August 8, 2012
United States (English)
Directed by David Frankel
Written by Vanessa Taylor
Even though they are portraying a long-since married couple whose relationship is dwindling, Meryl Streep and Tommy Lee Jones shine in their respective roles. Interferences prevent "Hope Springs" from being the wonderful film it sometimes is.
Kay and Arnold's lives as married empty-nesters have become ingrained into routine. She makes him breakfast, they both go to work, she makes him dinner, he falls asleep on the couch watching golf, she wakes him and they retire to their separate bedrooms. Occasionally Kay (played by the incomparable Meryl Streep who wins our adoration yet again) tries to infatuate Arnold (played by Tommy Lee Jones who is so prickly these days he makes Walter Matthau seem like a fluffy puff). The guy cannot seem to get a clue, which immediately sways our sympathies to Kay's side of the court. Desperate she plans and pays for a trip to Hope Springs where Dr. Bernie Feld takes on couples for a couple's counseling boot camp!
Dr. Feld is played by Steve Carell and it is a divergent role for the man who is Michael Scott in so many of our minds. He continued to seem an odd choice for me but eventually proved his restraint. A good portion of "Hope Springs" takes place in Dr. Feld's office (pictured above) where Kay and Arnold sit on separate sides of the couch. The situation becomes most compelling as they begin answering questions about their love life and accepting assignments. The movie takes on an amusing classroom/homework dynamic. We root for the couple of over 30 years in a county where 1 in 2 marriages end in divorce. We are also naturally intrusive (as audiences are) as to what happened to this couple in the past to lead them where they are today.
Both sexes will found plenty to relate to in their own relationships or those of their parents. As the running time continues we see that Arnold is not entirely to fault here. Husband and wife have their idiosyncrasies and insecurities making this an honest look at intimacy in one relationship. You might even want to be taking notes!

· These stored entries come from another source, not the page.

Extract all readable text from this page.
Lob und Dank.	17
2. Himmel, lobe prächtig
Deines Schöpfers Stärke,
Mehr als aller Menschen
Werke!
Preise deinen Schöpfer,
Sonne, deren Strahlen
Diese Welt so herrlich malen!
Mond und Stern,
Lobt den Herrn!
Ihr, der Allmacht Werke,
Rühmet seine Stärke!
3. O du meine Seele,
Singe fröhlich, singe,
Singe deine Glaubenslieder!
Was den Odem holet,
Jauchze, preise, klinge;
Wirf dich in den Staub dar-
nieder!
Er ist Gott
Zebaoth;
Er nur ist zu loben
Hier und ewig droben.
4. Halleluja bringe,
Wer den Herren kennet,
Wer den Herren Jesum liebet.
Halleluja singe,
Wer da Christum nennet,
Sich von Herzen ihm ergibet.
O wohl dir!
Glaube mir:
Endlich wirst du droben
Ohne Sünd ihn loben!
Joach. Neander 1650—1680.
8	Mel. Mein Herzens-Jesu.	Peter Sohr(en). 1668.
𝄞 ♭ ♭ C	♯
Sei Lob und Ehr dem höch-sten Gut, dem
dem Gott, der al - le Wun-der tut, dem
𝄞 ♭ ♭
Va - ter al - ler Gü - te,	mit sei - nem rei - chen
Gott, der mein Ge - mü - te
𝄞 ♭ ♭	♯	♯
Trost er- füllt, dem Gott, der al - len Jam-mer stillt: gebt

One area in which I take issue with "Hope Springs" is regarding its soundtrack. Yes, you can expect the standard instrumental underscoring (though it's better called "over-scoring") in some key emotional moments, but early montages and curtain closers are set to alternative tunes that feel more obtrusive than anything.
Let it be known that what we have here is largely a comedy. Streep's humor often comes in the form of that iconic and irresistible smile which manifests itself in two ways: up-to-something or got-my-something. For Jones it usually appears in his effective crabbiness. "Hope Springs" is as much a comedy as it is a drama and both elements can be found in both leads. I always admire how some writers (Vanessa Taylor in this case) and then their deciphering actors can turn the mood on a dime.
Unfortunately, "Hope Springs" goes for laughs (crude and otherwise) far too often and keeps it from reaching its full potential: the delightful and seriously daring film about sex for our day and age. I laughed considerably, but noticed where it would have been better to hold back. A waitress in the small town is funny the first time she guesses what the couple is here for, but her joking on a second visit wears out its welcome. Another example that readily comes to mind is a sexual fantasy Arnold has harbored for years which surfaces in one of their sessions. This Hollywood product decides to end on this for its final punchline. Luckily there is a lovely and raw scene--like some that came before it-- to accompany the closing credits, so stick around for that.
CONTENT: strong sexual content and related dialogue, language (Even though I have only been amongst such ranks for a little over a month, I would only recommend this film to married couples or adults in serious relationships.)